Posted 06/22/2009, 9:00 am EST by David Goodboy from

Confusion is prevalent in the investment community concerning the difference between Closed End Funds CEFs and Exchange Traded Funds ETFs. The upsurge in popularity of ETFs actually pushing them into the realm of the most heavily traded stocks; combined with the close similarities with CEFs has only added to the confusion. This article will describe the differences and similarities between ETFs and CEFs so you can make an informed decision about what instrument is best for you and your investment goals.

Let's start out by defining our terms. An ETF is a portfolio of stocks, bonds, options, and/or other instruments that trades as one stock on a stock exchange. They are designed to closely track a particular index, sector or group. The first ETFs were built to follow the S&P 500 and were called SPDRS. Next came the Nasdaq 100 tracking ETF, the QQQ's now QQQQ. The launch of these products was extremely successful triggering a myriad of literally 100's of ETF releases. Financial mad scientist types started designing ETFs that tracked practically everything from the price of gold (The Gold Shares SPDRS, GLD) to small caps (the iShares Russell 2000 ETF, IWM) to allowing you to leverage 3x short on the energy sector (Direxion Energy Bear 3X ETF, ERY). And everything in between.
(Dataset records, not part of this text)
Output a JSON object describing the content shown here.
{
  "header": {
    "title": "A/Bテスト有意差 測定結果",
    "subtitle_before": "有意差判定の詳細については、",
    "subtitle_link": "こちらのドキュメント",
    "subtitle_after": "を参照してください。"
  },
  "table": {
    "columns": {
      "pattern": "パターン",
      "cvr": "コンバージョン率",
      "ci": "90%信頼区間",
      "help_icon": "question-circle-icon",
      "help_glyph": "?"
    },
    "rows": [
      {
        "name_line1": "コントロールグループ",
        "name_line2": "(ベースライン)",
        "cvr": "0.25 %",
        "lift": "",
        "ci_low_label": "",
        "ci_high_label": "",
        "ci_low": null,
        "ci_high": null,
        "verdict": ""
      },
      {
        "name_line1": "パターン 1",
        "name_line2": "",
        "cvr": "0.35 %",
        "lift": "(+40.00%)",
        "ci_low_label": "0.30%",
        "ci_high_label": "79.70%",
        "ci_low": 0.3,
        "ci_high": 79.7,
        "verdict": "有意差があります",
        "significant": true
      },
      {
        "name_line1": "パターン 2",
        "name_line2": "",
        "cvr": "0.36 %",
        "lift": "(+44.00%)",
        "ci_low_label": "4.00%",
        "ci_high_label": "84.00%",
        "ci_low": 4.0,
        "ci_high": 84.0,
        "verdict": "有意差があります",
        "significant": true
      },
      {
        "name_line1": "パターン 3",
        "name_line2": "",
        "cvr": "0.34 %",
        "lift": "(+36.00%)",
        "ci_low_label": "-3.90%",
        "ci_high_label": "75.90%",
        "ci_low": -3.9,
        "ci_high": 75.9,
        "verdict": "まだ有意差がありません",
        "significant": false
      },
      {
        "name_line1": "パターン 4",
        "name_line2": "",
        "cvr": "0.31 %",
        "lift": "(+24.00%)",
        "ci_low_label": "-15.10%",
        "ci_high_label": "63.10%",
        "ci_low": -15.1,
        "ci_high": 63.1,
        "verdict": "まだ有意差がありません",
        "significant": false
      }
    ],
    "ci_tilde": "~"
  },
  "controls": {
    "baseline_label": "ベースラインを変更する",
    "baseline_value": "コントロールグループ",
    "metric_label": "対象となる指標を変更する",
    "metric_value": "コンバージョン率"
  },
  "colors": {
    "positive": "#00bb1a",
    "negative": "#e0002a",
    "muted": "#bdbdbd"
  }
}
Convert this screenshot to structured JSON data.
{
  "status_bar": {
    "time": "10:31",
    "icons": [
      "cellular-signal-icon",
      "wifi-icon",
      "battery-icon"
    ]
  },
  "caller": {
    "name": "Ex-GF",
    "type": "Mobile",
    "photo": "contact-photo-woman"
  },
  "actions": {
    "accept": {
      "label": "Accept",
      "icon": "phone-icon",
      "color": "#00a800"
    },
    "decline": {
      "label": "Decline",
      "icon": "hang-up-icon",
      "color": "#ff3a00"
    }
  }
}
A Closed End Fund CEF and an ETF can appear very similar with just a cursory look, however they are actually very different. The term "closed" means that once the capital is raised for the fund, no more shares are available for investors. It is "closed" to new investment. Both ETFs and CEFs are traded on a stock exchange, contain a portfolio of instruments, and try to track a particular theme. Forms of closed end funds include sector equity funds such as Central Gold Trust, GTU, Gabelli Utility Trust, GUT, and DWS Global Commodities Fund, GCS, and often include exotic strategies like option arbitrage.

But this is where the similarities end. The primary differences for investors include the fact that ETFs are passively managed and CEFs are actively managed. In addition, the exact portfolio that makes up the ETF is public knowledge, whereas the ingredients in a CEF are normally not publicly known at all times. Awareness of what the fund contains is critical for institutional investors, as arbitrage opportunities can exist between the ETF and the underlying portfolio. This arbitrage forces the ETF to closely track the NAV of the underlying portfolio. CEFs do not contain this inherent control mechanism, therefore they rarely trade near their NAV making deep analysis difficult. In addition, there are a variety of taxation differences between CEFs and ETFs but taxes are beyond the scope of this article. My research indicates confusion still is rampant on the internet between these two products. An easy way to differentiate, when researching potential investments, is if the information contains the term "closed end" it is a CEF and not an ETF.